In short, I expect the documentation I specify and contract for.

Too many times this critical detail is left out of an agreement. The end user expects it and wants it for free of course. Good developers will correct this oversight early in process and set expectations including a price and time requirement.

Jim C
  • 409
  • 3
  • 3
0

@Spoike (I can't comment on answers yet..)

IT implementors (the role will vary by firm type and size) must work consistently to achieve the following:

  • Install/turnover Minimum Requirements - in other words, IT cannot be passive and expect developers to "know" what information is needed at install/turnover time. I have found that there is often considerable confusion/disagreement in IT as to what constitutes proper documentation of an app. Dev understands requirements (we hope) and IT must caucus to find what - at a minimum - is required.

  • An install/turnover procedure - in enterprise settings you might call this Change Control or Governance, but it is essentially a standard review cycle wherein IT sits down with Dev PRIOR top install to get a briefing on the product and its needs.

Installing an app is not unlike debuting a theatrical production. Before the curtain goes up, the director (lead developer) meets repeatedly with the stage production team (IT implementors) to make sure everything is "just so" for opening night (the public install).

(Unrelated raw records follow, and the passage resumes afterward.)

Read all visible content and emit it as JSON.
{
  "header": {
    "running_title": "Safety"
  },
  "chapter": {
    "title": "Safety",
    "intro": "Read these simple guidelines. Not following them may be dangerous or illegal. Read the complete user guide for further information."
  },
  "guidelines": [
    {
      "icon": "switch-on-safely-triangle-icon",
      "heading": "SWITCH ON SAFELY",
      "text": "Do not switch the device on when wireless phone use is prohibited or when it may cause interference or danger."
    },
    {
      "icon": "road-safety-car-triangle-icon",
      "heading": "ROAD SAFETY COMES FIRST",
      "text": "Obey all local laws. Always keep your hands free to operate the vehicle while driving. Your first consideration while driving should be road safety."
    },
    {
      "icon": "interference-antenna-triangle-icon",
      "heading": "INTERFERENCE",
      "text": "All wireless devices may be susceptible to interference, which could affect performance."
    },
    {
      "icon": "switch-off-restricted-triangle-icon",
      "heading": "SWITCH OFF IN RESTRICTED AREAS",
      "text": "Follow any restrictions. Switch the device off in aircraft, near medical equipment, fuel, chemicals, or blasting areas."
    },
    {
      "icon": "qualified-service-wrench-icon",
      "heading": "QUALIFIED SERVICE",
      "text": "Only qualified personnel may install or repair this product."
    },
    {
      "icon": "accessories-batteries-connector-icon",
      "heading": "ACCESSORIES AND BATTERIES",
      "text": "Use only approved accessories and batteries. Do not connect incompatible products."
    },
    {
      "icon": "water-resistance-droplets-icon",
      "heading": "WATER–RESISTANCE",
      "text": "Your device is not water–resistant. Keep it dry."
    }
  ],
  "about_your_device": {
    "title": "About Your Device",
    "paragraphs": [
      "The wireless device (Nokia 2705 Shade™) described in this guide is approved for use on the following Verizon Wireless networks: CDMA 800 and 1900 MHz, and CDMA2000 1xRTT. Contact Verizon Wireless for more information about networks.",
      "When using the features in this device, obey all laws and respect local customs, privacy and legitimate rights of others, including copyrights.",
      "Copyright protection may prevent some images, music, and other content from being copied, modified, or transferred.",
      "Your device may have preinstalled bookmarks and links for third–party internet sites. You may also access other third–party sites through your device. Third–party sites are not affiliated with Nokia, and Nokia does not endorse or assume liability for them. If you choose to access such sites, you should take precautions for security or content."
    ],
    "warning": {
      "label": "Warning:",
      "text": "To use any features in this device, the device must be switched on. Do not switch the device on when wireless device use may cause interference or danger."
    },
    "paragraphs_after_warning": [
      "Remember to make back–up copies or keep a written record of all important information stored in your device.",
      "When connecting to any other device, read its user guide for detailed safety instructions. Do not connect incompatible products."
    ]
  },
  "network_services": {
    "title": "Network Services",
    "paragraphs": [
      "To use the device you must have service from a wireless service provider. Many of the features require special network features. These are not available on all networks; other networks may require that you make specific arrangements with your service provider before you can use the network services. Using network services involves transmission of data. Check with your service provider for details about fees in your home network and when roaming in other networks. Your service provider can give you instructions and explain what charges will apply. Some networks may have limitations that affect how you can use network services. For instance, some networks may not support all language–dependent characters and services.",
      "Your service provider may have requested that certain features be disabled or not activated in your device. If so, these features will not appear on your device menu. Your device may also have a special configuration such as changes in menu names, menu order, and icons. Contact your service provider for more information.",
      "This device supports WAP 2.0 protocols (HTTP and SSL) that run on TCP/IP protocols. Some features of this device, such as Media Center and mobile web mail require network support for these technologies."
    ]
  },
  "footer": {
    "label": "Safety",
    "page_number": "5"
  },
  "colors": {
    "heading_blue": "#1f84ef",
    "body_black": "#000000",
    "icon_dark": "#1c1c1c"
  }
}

You cannot change the Dev persona (why would you want to?), but you can point to your shared goal of a fantastic app that runs blazingly fast for all users. Your consensus IT doc requirements are just one of the things needed to ensure that.

Netais LLC
  • 131
  • 3
0

I believe IT needs to communicate with the developers what kind of documentation is needed. Best way to do this is if development delivers pre-release versions (or iteration releases) of a solution for IT to play and test with so IT can respond with what's needed.

Spoike
  • 369
  • 4
  • 13
0

Creating adequate release notes with an application would be a good start. If there are changes to current behaviour with the release, any notes from QA about changes to dependencies or start/stop behaviours, changes in load to dependent servers or databases, etc.